Renforcement des forces, création de 21 pelotons fluviaux, durcissement des sanctions, réhabilitation des sites dégradés et moratoire de six mois sur les autorisations d’exploitation minière.
Le Conseil national de sécurité (CNS) a arrêté, jeudi 17 septembre 2026, une série de mesures pour intensifier la lutte contre l’orpaillage illégal en Côte d’Ivoire.
Premiere décision : Le CNS a décidé du renforcement des capacités opérationnelles des Forces de Défense et de Sécurité locales, ainsi que de l’augmentation substantielle du nombre de brigades opérationnelles du Groupement spécial de lutte contre l’orpaillage illégal.
La surveillance des cours d’eau sera également renforcée.
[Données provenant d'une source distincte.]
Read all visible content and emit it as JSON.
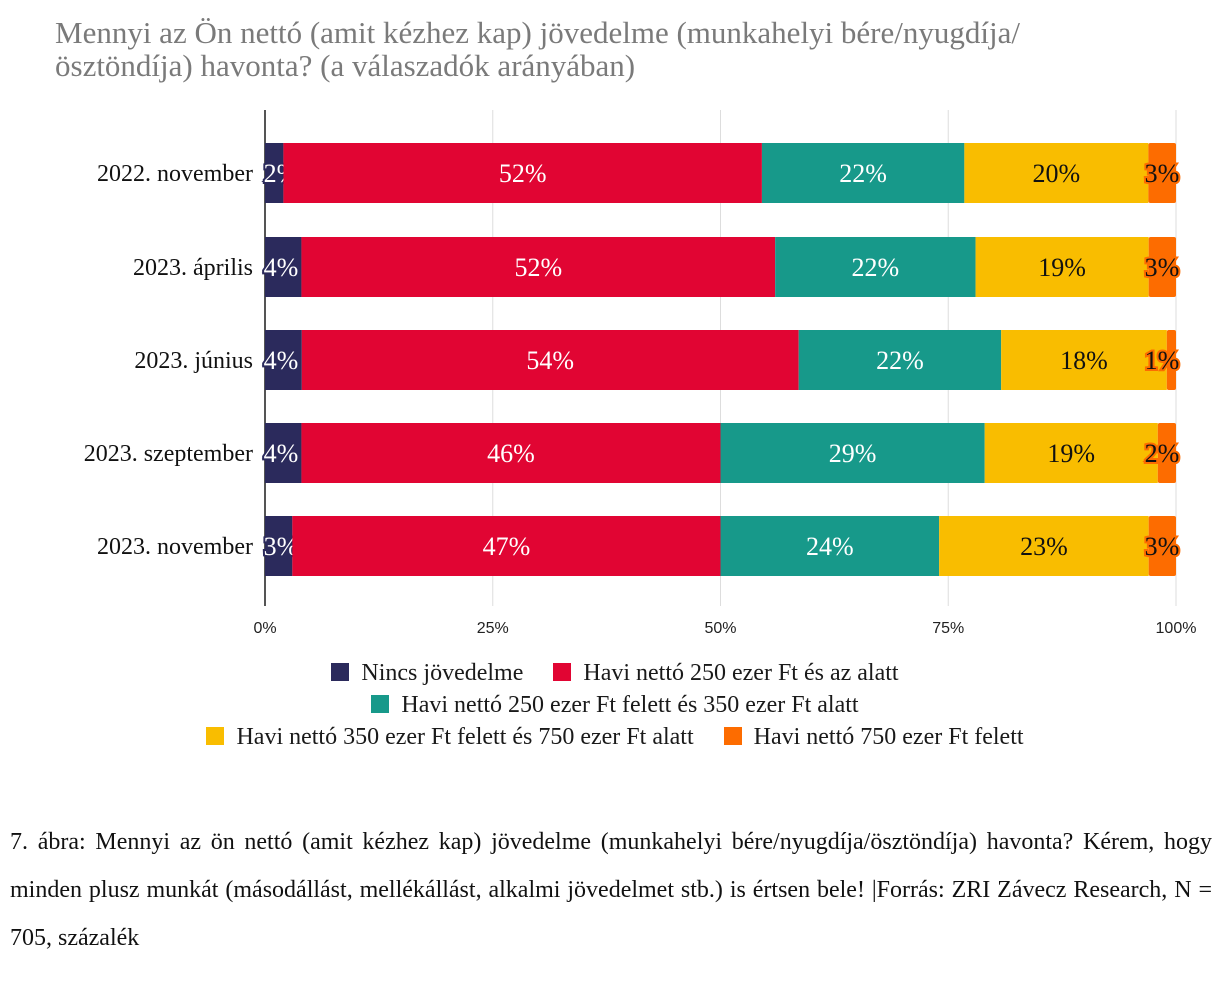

Vingt et un pelotons de sécurité fluviale seront créés afin d’assurer un contrôle permanent des quatre grands fleuves du pays et de leurs affluents. Une mesure destinée à mieux couvrir les zones fluviales exploitées par les réseaux d’orpaillage clandestin.
Autre décision majeure : le durcissement de la répression. Une loi sera prochainement proposée afin d’aggraver les peines applicables aux infractions liées à l’orpaillage illégal. Surtout, le CNS entend s’attaquer aux réseaux qui permettent à cette activité de prospérer.
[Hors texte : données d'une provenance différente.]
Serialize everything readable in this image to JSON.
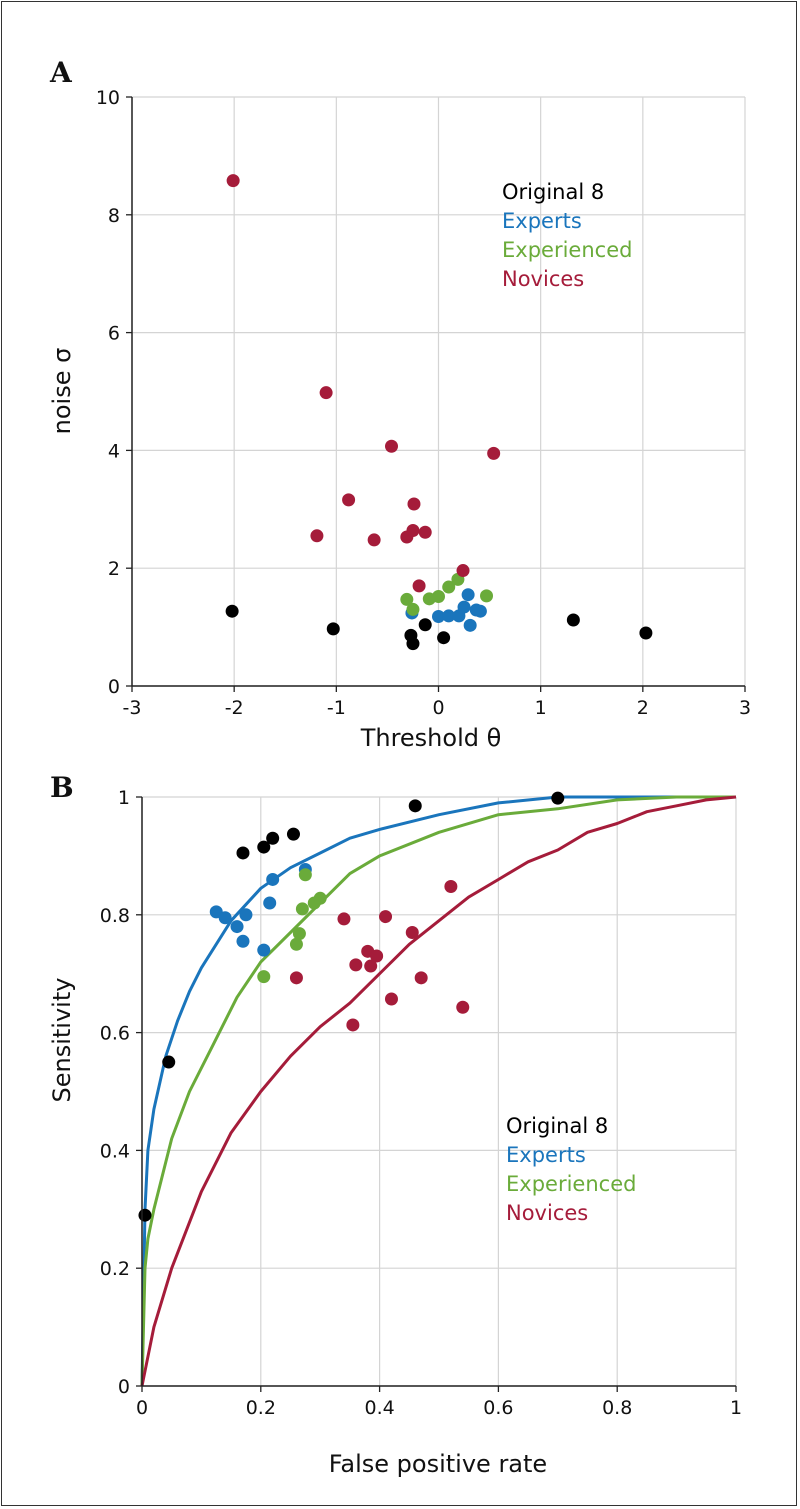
{
  "colors": {
    "original": "#000000",
    "experts": "#1a75bc",
    "experienced": "#6aab3a",
    "novices": "#a51c3a"
  },
  "chart_data": [
    {
      "type": "scatter",
      "panel_label": "A",
      "xlabel": "Threshold θ",
      "ylabel": "noise σ",
      "xlim": [
        -3,
        3
      ],
      "ylim": [
        0,
        10
      ],
      "xticks": [
        -3,
        -2,
        -1,
        0,
        1,
        2,
        3
      ],
      "yticks": [
        0,
        2,
        4,
        6,
        8,
        10
      ],
      "grid": true,
      "legend_position": "top-right",
      "legend": [
        "Original 8",
        "Experts",
        "Experienced",
        "Novices"
      ],
      "series": [
        {
          "name": "Original 8",
          "color": "#000000",
          "points": [
            [
              -2.02,
              1.27
            ],
            [
              -1.03,
              0.97
            ],
            [
              -0.27,
              0.86
            ],
            [
              -0.25,
              0.72
            ],
            [
              -0.13,
              1.04
            ],
            [
              0.05,
              0.82
            ],
            [
              1.32,
              1.12
            ],
            [
              2.03,
              0.9
            ]
          ]
        },
        {
          "name": "Experts",
          "color": "#1a75bc",
          "points": [
            [
              -0.26,
              1.24
            ],
            [
              0.0,
              1.18
            ],
            [
              0.1,
              1.19
            ],
            [
              0.2,
              1.19
            ],
            [
              0.25,
              1.34
            ],
            [
              0.29,
              1.55
            ],
            [
              0.31,
              1.03
            ],
            [
              0.37,
              1.29
            ],
            [
              0.41,
              1.27
            ]
          ]
        },
        {
          "name": "Experienced",
          "color": "#6aab3a",
          "points": [
            [
              -0.31,
              1.47
            ],
            [
              -0.25,
              1.3
            ],
            [
              -0.09,
              1.48
            ],
            [
              0.0,
              1.52
            ],
            [
              0.1,
              1.68
            ],
            [
              0.19,
              1.81
            ],
            [
              0.47,
              1.53
            ]
          ]
        },
        {
          "name": "Novices",
          "color": "#a51c3a",
          "points": [
            [
              -2.01,
              8.58
            ],
            [
              -1.1,
              4.98
            ],
            [
              -0.46,
              4.07
            ],
            [
              0.54,
              3.95
            ],
            [
              -0.88,
              3.16
            ],
            [
              -0.24,
              3.09
            ],
            [
              -1.19,
              2.55
            ],
            [
              -0.63,
              2.48
            ],
            [
              -0.31,
              2.53
            ],
            [
              -0.25,
              2.64
            ],
            [
              -0.13,
              2.61
            ],
            [
              0.24,
              1.96
            ],
            [
              -0.19,
              1.7
            ]
          ]
        }
      ]
    },
    {
      "type": "line",
      "panel_label": "B",
      "xlabel": "False positive rate",
      "ylabel": "Sensitivity",
      "xlim": [
        0,
        1
      ],
      "ylim": [
        0,
        1
      ],
      "xticks": [
        0,
        0.2,
        0.4,
        0.6,
        0.8,
        1
      ],
      "yticks": [
        0,
        0.2,
        0.4,
        0.6,
        0.8,
        1
      ],
      "xtick_labels": [
        "0",
        "0.2",
        "0.4",
        "0.6",
        "0.8",
        "1"
      ],
      "ytick_labels": [
        "0",
        "0.2",
        "0.4",
        "0.6",
        "0.8",
        "1"
      ],
      "grid": true,
      "legend_position": "lower-right",
      "legend": [
        "Original 8",
        "Experts",
        "Experienced",
        "Novices"
      ],
      "curves": [
        {
          "name": "Experts",
          "color": "#1a75bc",
          "points": [
            [
              0,
              0
            ],
            [
              0.005,
              0.3
            ],
            [
              0.01,
              0.4
            ],
            [
              0.02,
              0.47
            ],
            [
              0.04,
              0.56
            ],
            [
              0.06,
              0.62
            ],
            [
              0.08,
              0.67
            ],
            [
              0.1,
              0.71
            ],
            [
              0.15,
              0.79
            ],
            [
              0.2,
              0.845
            ],
            [
              0.25,
              0.88
            ],
            [
              0.3,
              0.905
            ],
            [
              0.35,
              0.93
            ],
            [
              0.4,
              0.945
            ],
            [
              0.5,
              0.97
            ],
            [
              0.6,
              0.99
            ],
            [
              0.7,
              1.0
            ],
            [
              0.8,
              1.0
            ],
            [
              1.0,
              1.0
            ]
          ]
        },
        {
          "name": "Experienced",
          "color": "#6aab3a",
          "points": [
            [
              0,
              0
            ],
            [
              0.005,
              0.2
            ],
            [
              0.01,
              0.25
            ],
            [
              0.02,
              0.3
            ],
            [
              0.05,
              0.42
            ],
            [
              0.08,
              0.5
            ],
            [
              0.12,
              0.58
            ],
            [
              0.16,
              0.66
            ],
            [
              0.2,
              0.72
            ],
            [
              0.25,
              0.77
            ],
            [
              0.3,
              0.82
            ],
            [
              0.35,
              0.87
            ],
            [
              0.4,
              0.9
            ],
            [
              0.5,
              0.94
            ],
            [
              0.6,
              0.97
            ],
            [
              0.7,
              0.98
            ],
            [
              0.8,
              0.995
            ],
            [
              0.9,
              1.0
            ],
            [
              1.0,
              1.0
            ]
          ]
        },
        {
          "name": "Novices",
          "color": "#a51c3a",
          "points": [
            [
              0,
              0
            ],
            [
              0.02,
              0.1
            ],
            [
              0.05,
              0.2
            ],
            [
              0.1,
              0.33
            ],
            [
              0.15,
              0.43
            ],
            [
              0.2,
              0.5
            ],
            [
              0.25,
              0.56
            ],
            [
              0.3,
              0.61
            ],
            [
              0.35,
              0.65
            ],
            [
              0.4,
              0.7
            ],
            [
              0.45,
              0.75
            ],
            [
              0.5,
              0.79
            ],
            [
              0.55,
              0.83
            ],
            [
              0.6,
              0.86
            ],
            [
              0.65,
              0.89
            ],
            [
              0.7,
              0.91
            ],
            [
              0.75,
              0.94
            ],
            [
              0.8,
              0.955
            ],
            [
              0.85,
              0.975
            ],
            [
              0.9,
              0.985
            ],
            [
              0.95,
              0.995
            ],
            [
              1.0,
              1.0
            ]
          ]
        }
      ],
      "series": [
        {
          "name": "Original 8",
          "color": "#000000",
          "points": [
            [
              0.005,
              0.29
            ],
            [
              0.045,
              0.55
            ],
            [
              0.17,
              0.905
            ],
            [
              0.205,
              0.915
            ],
            [
              0.22,
              0.93
            ],
            [
              0.255,
              0.937
            ],
            [
              0.46,
              0.985
            ],
            [
              0.7,
              0.998
            ]
          ]
        },
        {
          "name": "Experts",
          "color": "#1a75bc",
          "points": [
            [
              0.125,
              0.805
            ],
            [
              0.14,
              0.795
            ],
            [
              0.16,
              0.78
            ],
            [
              0.175,
              0.8
            ],
            [
              0.17,
              0.755
            ],
            [
              0.205,
              0.74
            ],
            [
              0.215,
              0.82
            ],
            [
              0.22,
              0.86
            ],
            [
              0.275,
              0.877
            ]
          ]
        },
        {
          "name": "Experienced",
          "color": "#6aab3a",
          "points": [
            [
              0.205,
              0.695
            ],
            [
              0.26,
              0.75
            ],
            [
              0.265,
              0.768
            ],
            [
              0.27,
              0.81
            ],
            [
              0.275,
              0.868
            ],
            [
              0.29,
              0.82
            ],
            [
              0.3,
              0.828
            ]
          ]
        },
        {
          "name": "Novices",
          "color": "#a51c3a",
          "points": [
            [
              0.26,
              0.693
            ],
            [
              0.34,
              0.793
            ],
            [
              0.355,
              0.613
            ],
            [
              0.36,
              0.715
            ],
            [
              0.38,
              0.738
            ],
            [
              0.385,
              0.713
            ],
            [
              0.395,
              0.73
            ],
            [
              0.41,
              0.797
            ],
            [
              0.42,
              0.657
            ],
            [
              0.455,
              0.77
            ],
            [
              0.47,
              0.693
            ],
            [
              0.52,
              0.848
            ],
            [
              0.54,
              0.643
            ]
          ]
        }
      ]
    }
  ]
}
Ainsi, la participation indirecte et la complicité logistique ou financière seront désormais traitées comme des infractions autonomes. Il s’agit de remonter jusqu’aux différents acteurs qui alimentent ou facilitent le fonctionnement des activités clandestines.
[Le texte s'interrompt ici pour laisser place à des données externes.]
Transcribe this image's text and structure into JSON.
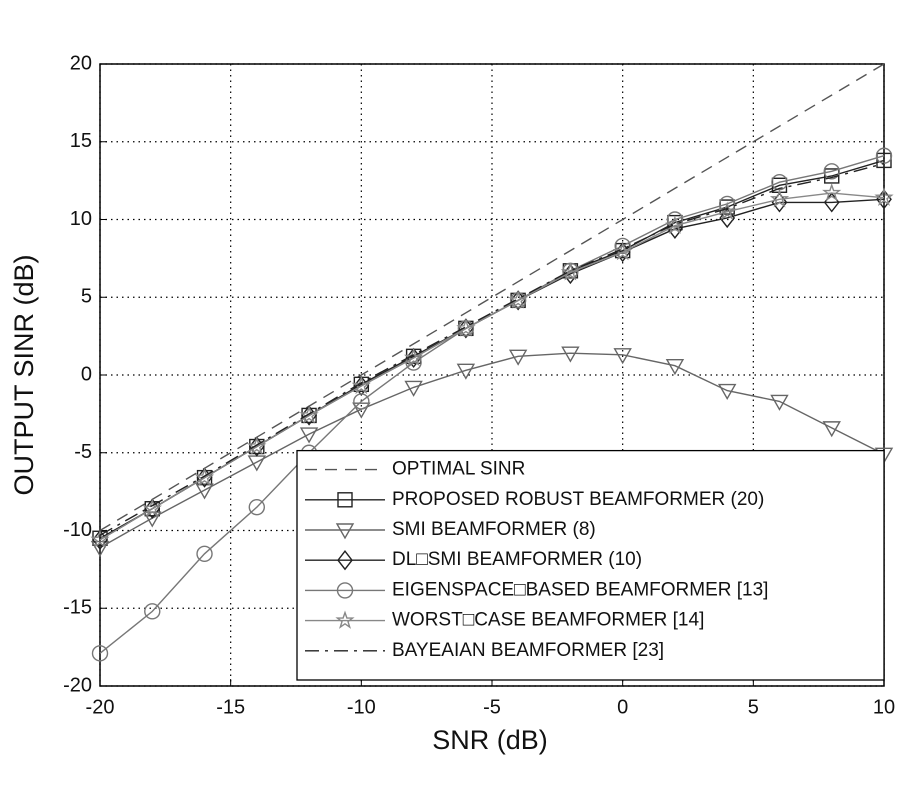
{
  "chart_data": {
    "type": "line",
    "xlabel": "SNR (dB)",
    "ylabel": "OUTPUT SINR (dB)",
    "x": [
      -20,
      -18,
      -16,
      -14,
      -12,
      -10,
      -8,
      -6,
      -4,
      -2,
      0,
      2,
      4,
      6,
      8,
      10
    ],
    "xlim": [
      -20,
      10
    ],
    "xticks": [
      -20,
      -15,
      -10,
      -5,
      0,
      5,
      10
    ],
    "ylim": [
      -20,
      20
    ],
    "yticks": [
      -20,
      -15,
      -10,
      -5,
      0,
      5,
      10,
      15,
      20
    ],
    "grid": true,
    "legend": "lower right",
    "series": [
      {
        "name": "OPTIMAL SINR",
        "color": "#555555",
        "dash": "dashed",
        "marker": "none",
        "values": [
          -10,
          -8,
          -6,
          -4,
          -2,
          0,
          2,
          4,
          6,
          8,
          10,
          12,
          14,
          16,
          18,
          20
        ]
      },
      {
        "name": "PROPOSED ROBUST BEAMFORMER (20)",
        "color": "#222222",
        "dash": "solid",
        "marker": "square",
        "values": [
          -10.5,
          -8.6,
          -6.6,
          -4.6,
          -2.6,
          -0.6,
          1.2,
          3.0,
          4.8,
          6.7,
          8.0,
          9.8,
          10.8,
          12.2,
          12.8,
          13.8
        ]
      },
      {
        "name": "SMI BEAMFORMER (8)",
        "color": "#666666",
        "dash": "solid",
        "marker": "triangle-down",
        "values": [
          -11.1,
          -9.2,
          -7.4,
          -5.6,
          -3.8,
          -2.2,
          -0.8,
          0.3,
          1.2,
          1.4,
          1.3,
          0.6,
          -1.0,
          -1.7,
          -3.4,
          -5.1
        ]
      },
      {
        "name": "DL□SMI BEAMFORMER (10)",
        "color": "#222222",
        "dash": "solid",
        "marker": "diamond",
        "values": [
          -10.6,
          -8.6,
          -6.6,
          -4.6,
          -2.6,
          -0.7,
          1.1,
          3.0,
          4.8,
          6.5,
          7.9,
          9.4,
          10.1,
          11.1,
          11.1,
          11.3
        ]
      },
      {
        "name": "EIGENSPACE□BASED BEAMFORMER [13]",
        "color": "#777777",
        "dash": "solid",
        "marker": "circle",
        "values": [
          -17.9,
          -15.2,
          -11.5,
          -8.5,
          -5.0,
          -1.7,
          0.8,
          3.0,
          4.8,
          6.7,
          8.3,
          10.0,
          11.0,
          12.4,
          13.1,
          14.1
        ]
      },
      {
        "name": "WORST□CASE BEAMFORMER [14]",
        "color": "#888888",
        "dash": "solid",
        "marker": "star",
        "values": [
          -10.6,
          -8.6,
          -6.6,
          -4.6,
          -2.6,
          -0.7,
          1.1,
          3.0,
          4.8,
          6.6,
          7.9,
          9.6,
          10.5,
          11.3,
          11.7,
          11.4
        ]
      },
      {
        "name": "BAYEAIAN BEAMFORMER [23]",
        "color": "#222222",
        "dash": "dashdot",
        "marker": "none",
        "values": [
          -10.3,
          -8.4,
          -6.5,
          -4.5,
          -2.5,
          -0.5,
          1.3,
          3.1,
          4.9,
          6.7,
          8.1,
          9.7,
          10.7,
          12.0,
          12.7,
          13.6
        ]
      }
    ]
  }
}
Le dispositif ne sera toutefois pas uniquement répressif. Le CNS a également décidé de mettre en place des mesures de réhabilitation écologique et de réinsertion économique. Les sites dégradés par l’orpaillage illégal devront être restaurés à travers des programmes de Travaux à Haute Intensité de Main-d’Œuvre (THIMO), avec notamment l’implication du Génie militaire.
Dans le même temps, les orpailleurs illégaux nationaux devront bénéficier de possibilités de reconversion à travers des activités génératrices de revenus. Une manière de traiter à la fois les conséquences environnementales du phénomène et la question de la reconversion des personnes qui y prennent part.
Le CNS a, par ailleurs, décidé d’instaurer un moratoire de six mois sur la délivrance des autorisations d’exploitation minière semi-industrielle et artisanale. Cette mesure intervient dans le cadre du renforcement global du dispositif de contrôle du secteur.
À ces dispositions s’ajoutera un dispositif de communication et de suivi-évaluation destiné à mesurer de manière objective l’évolution du phénomène.
Le Premier ministre, le Vice-Premier ministre, ministre de la Défense, ainsi que les ministres concernés ont été instruits de prendre les dispositions nécessaires pour l’exécution rapide des différentes mesures.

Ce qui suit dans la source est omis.